An integrated remote sensing-machine learning framework for assessing plant air pollution tolerance using satellite-derived air quality and reanalysis meteorological data
摘要
Plant responses to air pollution are complex under dynamic environments, requiring advanced integrated approaches for capturing interactions among pollutant exposure, meteorology, and plant physio-biochemical responses in real-world conditions. This study developed an integrated remote sensing and machine learning framework to predict species-level plant air pollution tolerance from satellite-derived pollutant exposures, reanalysis meteorology, and plant deciduous-state indicator, using laboratory-derived Air Pollution Tolerance Index (APTI) as the response variable. APTI was calculated from pH, relative water content, ascorbic acid concentration, and total chlorophyll content as indicators of plant response to air pollution stress. Sentinel-5P (NO2, SO2, O3), MODIS (PM2.5-derived), and satellite/reanalysis datasets, CHIRPS (rainfall) and ERA5-Land (temperature, humidity) data were processed in Google Earth Engine. Leaf samples of Pterocarpus indicus Willd. were collected across multiple provinces in Thailand under varying air pollutant and meteorological conditions, and laboratory analysis was conducted to calculate APTI. Random Forest (RF), Gradient Boosting Regressor (GBR), Extreme Gradient Boosting (XGB), Support Vector Regression (SVR), and Multiple Linear Regression (MLR) algorithms were evaluated for APTI prediction.
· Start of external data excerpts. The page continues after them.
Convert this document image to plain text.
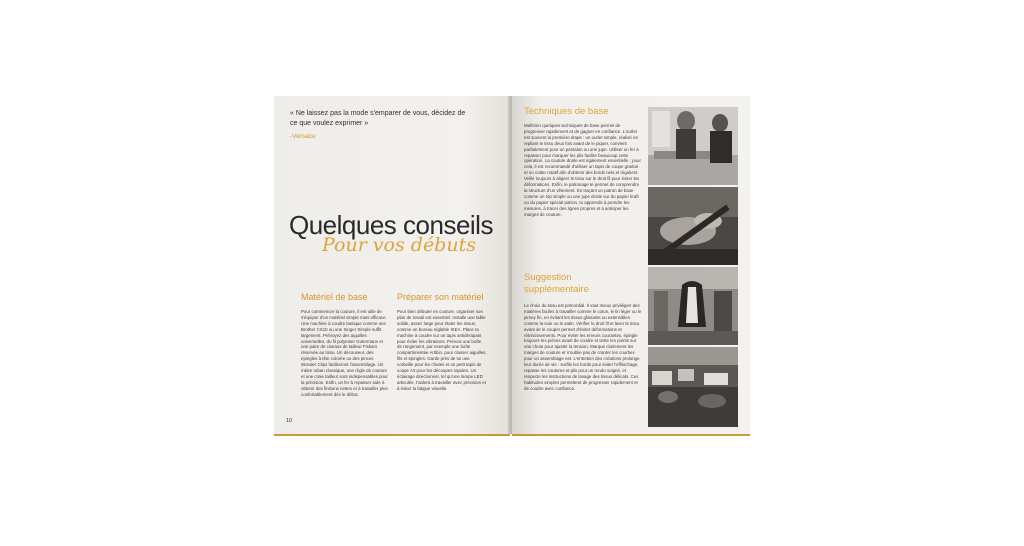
« Ne laissez pas la mode s'emparer de vous, décidez de ce que voulez exprimer »
-Versace
Quelques conseils
Pour vos débuts
Matériel de base
Pour commencer la couture, il est utile de s'équiper d'un matériel simple mais efficace. Une machine à coudre basique comme une Brother CS10 ou une Singer Simple suffit largement. Prévoyez des aiguilles universelles, du fil polyester Gutermann et une paire de ciseaux de tailleur Fiskars réservée au tissu. Un découseur, des épingles à tête colorée ou des pinces Wonder Clips faciliteront l'assemblage. Un mètre ruban classique, une règle de couture et une craie tailleur sont indispensables pour la précision. Enfin, un fer à repasser aide à obtenir des finitions nettes et à travailler plus confortablement dès le début.
Préparer son matériel
Pour bien débuter en couture, organiser son plan de travail est essentiel. Installe une table solide, assez large pour étaler les tissus, comme un bureau réglable IKEA. Place ta machine à coudre sur un tapis antidérapant pour éviter les vibrations. Prévois une boîte de rangement, par exemple une boîte compartimentée Artibin, pour classer aiguilles, fils et épingles. Garde près de toi une corbeille pour les chutes et un petit tapis de coupe A3 pour les découpes rapides. Un éclairage directionnel, tel qu'une lampe LED articulée, t'aidera à travailler avec précision et à éviter la fatigue visuelle.
10
Techniques de base
Maîtriser quelques techniques de base permet de progresser rapidement et de gagner en confiance. L'ourlet est souvent la première étape : un ourlet simple, réalisé en repliant le tissu deux fois avant de le piquer, convient parfaitement pour un pantalon ou une jupe. Utiliser un fer à repasser pour marquer les plis facilite beaucoup cette opération. La couture droite est également essentielle ; pour cela, il est recommandé d'utiliser un tapis de coupe gradué et un cutter rotatif afin d'obtenir des bords nets et réguliers. Veille toujours à aligner le tissu sur le droit fil pour éviter les déformations. Enfin, le patronage te permet de comprendre la structure d'un vêtement. En traçant un patron de base comme un top simple ou une jupe droite sur du papier kraft ou du papier spécial patron, tu apprends à prendre les mesures, à tracer des lignes propres et à anticiper les marges de couture.
Suggestion
supplémentaire
Le choix du tissu est primordial. Il vaut mieux privilégier des matières faciles à travailler comme le coton, le lin léger ou le jersey fin, en évitant les tissus glissants ou extensibles comme la soie ou le satin. Vérifier le droit fil et laver le tissu avant de le couper permet d'éviter déformations et rétrécissements. Pour éviter les erreurs courantes, épingle toujours tes pièces avant de coudre et teste tes points sur une chute pour ajuster la tension. Marque clairement les marges de couture et n'oublie pas de cranter les courbes pour un assemblage net. L'entretien des créations prolonge leur durée de vie : surfile les bords pour éviter l'effilochage, repasse les coutures et plis pour un rendu soigné, et respecte les instructions de lavage des tissus délicats. Ces habitudes simples permettent de progresser rapidement et de coudre avec confiance.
Model performance was evaluated using R2, RMSE, and MAE, and robustness was assessed with cross-validation (CV) and bootstrap resampling. XGB and GBR showed the highest predictive performance, with test R² values of 0.814 and 0.794 and CV R² values of 0.691 and 0.698, respectively. In contrast, SVR and MLR underperformed in capturing the highly complex and nonlinear patterns. The findings demonstrate the potential of multi-source geospatial data fusion for species-level assessment of plant air pollution tolerance under heterogeneous environmental conditions, especially where ground monitoring is limited. The proposed framework provides a useful basis for future plant selection and urban green infrastructure planning, subject to further validation across broader spatiotemporal settings.